As part of NESAP, in February 2019 NERSC and Cray also began hosting a series of GPU hackathons to help these teams gain knowledge and expertise about GPU programming and apply that knowledge as they port their scientific applications to GPUs. The fifth of 12 scheduled GPU hackathons was held in March at Berkeley Lab.
‘These hands-on events are helping ensure that NESAP codes and the broader NERSC workload will be ready to take advantage of the GPUs when Perlmutter arrives,’ said Brian Friesen, an Application Performance Specialist at NERSC who leads the hackathons. ‘In some cases, NESAP teams have achieved significant speedups to their applications or key kernels by participating in a hackathon. In other cases, teams have developed proof-of-concept GPU programming methods that will enable them to port their full applications to GPUs.’
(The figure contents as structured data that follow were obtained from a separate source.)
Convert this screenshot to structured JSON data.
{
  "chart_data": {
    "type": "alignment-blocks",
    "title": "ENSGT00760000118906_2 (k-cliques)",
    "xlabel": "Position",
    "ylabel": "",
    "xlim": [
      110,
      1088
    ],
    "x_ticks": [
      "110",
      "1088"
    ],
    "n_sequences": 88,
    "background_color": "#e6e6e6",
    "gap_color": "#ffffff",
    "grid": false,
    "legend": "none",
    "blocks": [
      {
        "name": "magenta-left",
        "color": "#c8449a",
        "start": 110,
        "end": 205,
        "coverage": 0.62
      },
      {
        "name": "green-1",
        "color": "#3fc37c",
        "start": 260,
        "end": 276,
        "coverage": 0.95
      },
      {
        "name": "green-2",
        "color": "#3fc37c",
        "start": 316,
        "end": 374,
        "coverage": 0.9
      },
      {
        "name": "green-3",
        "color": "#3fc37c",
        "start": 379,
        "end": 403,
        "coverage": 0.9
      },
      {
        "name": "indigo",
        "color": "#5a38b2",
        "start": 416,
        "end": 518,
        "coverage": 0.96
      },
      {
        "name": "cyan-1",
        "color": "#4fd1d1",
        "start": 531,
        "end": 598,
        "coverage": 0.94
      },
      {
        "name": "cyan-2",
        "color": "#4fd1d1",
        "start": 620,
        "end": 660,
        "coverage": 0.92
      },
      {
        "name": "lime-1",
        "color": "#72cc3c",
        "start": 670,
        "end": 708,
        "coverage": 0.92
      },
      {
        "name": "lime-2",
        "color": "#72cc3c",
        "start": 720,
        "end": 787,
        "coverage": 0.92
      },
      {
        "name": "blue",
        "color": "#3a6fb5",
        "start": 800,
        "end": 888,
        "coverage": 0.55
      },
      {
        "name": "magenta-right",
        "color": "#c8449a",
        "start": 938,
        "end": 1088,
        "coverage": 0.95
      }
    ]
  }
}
Meanwhile, NERSC and NVIDIA are collaborating on innovative software tools for Perlmutter’s GPU processors, with early versions being tested on the Volta GPUs in Cori:
Roofline Analysis: The Roofline Model, developed by Berkeley Lab researchers, helps supercomputer users assess the performance of their applications by combining data locality, bandwidth and parallelisation paradigms into a single figure that exposes performance bottlenecks and potential optimisation opportunities. NERSC has been working with NVIDIA to create a methodology for Roofline data collection on NVIDIA GPUs, and a set of performance metrics and hardware counters have been identified from the profiling tools, nvprof and Nsight Compute, to construct a hierarchical Roofline. This helps users gain a holistic view of their application and identify the most immediate and profitable optimisations. The methodology has been validated with applications from various domains, including material science, mesh and particles-based codes, image classification and segmentation, and natural language processing.
OpenMP Offload PGI compiler: Since early 2019, NERSC staff have been collaborating with NVIDIA engineers to enhance NVIDIA’s PGI C, C++, and Fortran compilers to enable OpenMP applications to run on NVIDIA GPUs and help users efficiently port suitable applications to target GPU hardware in Perlmutter.
Python-based data analytics: NERSC and NVIDIA are developing a set of GPU-based high performance data analytic tools using Python, the primary language for data analytics at NERSC and a robust platform for machine learning and deep learning libraries.
RAPIDS: Using RAPIDS, a suite of open-source software libraries for running data science and analytics pipelines on GPUs, NERSC and NVIDIA engineers are working to understand the kinds of issues NERSC data users encounter with GPUs in Python, optimise key elements of the data analytics stack, and teach NERSC users how to use RAPIDS to optimise their workflows on Perlmutter.
‘Giving our users access to the very latest in GPU-accelerated technology this year is an important step towards ensuring that our users remain productive and are able to utilise the systems to prepare for the Exascale era. Our efforts in getting our diverse user base familiar with the new technology has been very encouraging and we look forward to Perlmutter delivering a highly capable user resource for workloads in simulation, learning and data analysis,’ said Sudip Dosanjh, NERSC Director.
Located at Lawrence Berkeley National Laboratory, NERSC is a DOE Office of Science user facility.